She May be a Pig, But I Love Her

Still from “Pig.”

How come Jesus gets Industrial Disease?

– Dire Straits, “Industrial Disease,” Telegraph Road (1980)

Pig is a film about post-sumptuality and pretension, loves’ labors lost and briefly found, and the last burning coals of humanity before its just dark and cold and empty.

Pig had me thinking about the Unabomber, Ted Kaczynski, his special thing with math, the elegance that oohed him, professor at Berkeley, top of the herd, who has a vision unsplendid regarding the industrialization of mankind, resulting in ‘a break with reality,’ as RD Laing would say, and a withdrawal from the world into the deeps of Montana to live a simpler life. Sounds idyllic, but then he felt the need to be all gangbusters Gabriel and warned his fellow Man (and women,too) that the second Industrial Age, beginning with fossil fuel extraction and dependency, had put us in line for self-extinction. Ted just felt he needed to get the message through with bombs, because, let’s face it, nobody’s listening.

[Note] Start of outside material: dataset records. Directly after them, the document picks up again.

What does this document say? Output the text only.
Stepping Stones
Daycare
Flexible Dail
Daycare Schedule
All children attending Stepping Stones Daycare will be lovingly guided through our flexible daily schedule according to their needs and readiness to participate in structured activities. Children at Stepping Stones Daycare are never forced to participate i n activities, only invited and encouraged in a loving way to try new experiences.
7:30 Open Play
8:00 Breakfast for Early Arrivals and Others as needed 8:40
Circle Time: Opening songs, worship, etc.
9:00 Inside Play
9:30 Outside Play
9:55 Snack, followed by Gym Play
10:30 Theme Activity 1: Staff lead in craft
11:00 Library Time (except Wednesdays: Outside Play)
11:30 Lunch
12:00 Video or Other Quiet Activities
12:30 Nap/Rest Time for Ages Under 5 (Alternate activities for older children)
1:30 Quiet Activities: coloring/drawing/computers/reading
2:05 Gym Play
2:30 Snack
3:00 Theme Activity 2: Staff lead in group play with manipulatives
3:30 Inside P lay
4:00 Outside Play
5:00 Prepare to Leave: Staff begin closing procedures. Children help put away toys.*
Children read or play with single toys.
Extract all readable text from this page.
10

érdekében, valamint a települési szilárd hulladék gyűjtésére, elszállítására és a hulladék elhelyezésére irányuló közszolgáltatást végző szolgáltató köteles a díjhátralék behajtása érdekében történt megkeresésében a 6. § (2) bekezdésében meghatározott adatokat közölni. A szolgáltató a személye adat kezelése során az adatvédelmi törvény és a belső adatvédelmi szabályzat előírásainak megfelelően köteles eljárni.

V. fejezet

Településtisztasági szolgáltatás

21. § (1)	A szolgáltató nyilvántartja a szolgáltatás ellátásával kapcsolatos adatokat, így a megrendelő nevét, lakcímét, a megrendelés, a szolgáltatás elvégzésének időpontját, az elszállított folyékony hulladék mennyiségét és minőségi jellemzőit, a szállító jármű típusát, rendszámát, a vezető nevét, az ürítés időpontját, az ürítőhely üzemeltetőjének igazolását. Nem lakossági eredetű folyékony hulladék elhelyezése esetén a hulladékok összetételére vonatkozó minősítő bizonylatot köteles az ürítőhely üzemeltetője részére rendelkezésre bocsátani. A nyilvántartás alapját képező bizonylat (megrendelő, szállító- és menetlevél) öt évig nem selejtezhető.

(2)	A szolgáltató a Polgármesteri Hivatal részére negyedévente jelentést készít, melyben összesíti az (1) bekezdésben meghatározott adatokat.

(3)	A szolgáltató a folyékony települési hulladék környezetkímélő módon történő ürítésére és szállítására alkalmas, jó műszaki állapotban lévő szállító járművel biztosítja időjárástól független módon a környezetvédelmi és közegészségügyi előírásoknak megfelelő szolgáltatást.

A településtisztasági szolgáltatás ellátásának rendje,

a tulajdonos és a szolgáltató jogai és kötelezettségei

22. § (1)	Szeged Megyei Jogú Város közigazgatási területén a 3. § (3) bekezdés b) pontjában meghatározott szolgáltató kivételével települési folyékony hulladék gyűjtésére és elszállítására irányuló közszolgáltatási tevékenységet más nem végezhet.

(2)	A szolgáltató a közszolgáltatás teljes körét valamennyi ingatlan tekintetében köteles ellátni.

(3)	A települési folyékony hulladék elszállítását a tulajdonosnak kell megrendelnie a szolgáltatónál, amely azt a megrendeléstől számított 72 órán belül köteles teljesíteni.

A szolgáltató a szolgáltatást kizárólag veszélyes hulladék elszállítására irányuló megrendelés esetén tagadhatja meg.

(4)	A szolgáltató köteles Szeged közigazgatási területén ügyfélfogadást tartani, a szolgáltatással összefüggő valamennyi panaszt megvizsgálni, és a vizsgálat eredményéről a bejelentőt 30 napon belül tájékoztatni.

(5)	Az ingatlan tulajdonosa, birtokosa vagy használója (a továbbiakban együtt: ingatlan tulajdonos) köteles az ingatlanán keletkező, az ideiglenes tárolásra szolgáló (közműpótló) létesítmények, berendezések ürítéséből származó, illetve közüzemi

In a concession to humanity, the New York Times acceded to the Unabomber’s demands and printed his 35,000 word manifesto, Industrial Society and Its Future [available here], in their pages.  Ted was no Galahad:

My motive for doing what I am going to do is simply personal revenge. I do not expect to accomplish anything by it. Of course, if my crime (and my reasons for committing it) gets any public attention, it may help to stimulate public interest in the technology question and thereby improve the chances of stopping technology [before] it is too late; but on the other hand most people will probably be repelled by my crime, and the opponents of freedom may use it as a weapon to support their arguments for control over human behavior.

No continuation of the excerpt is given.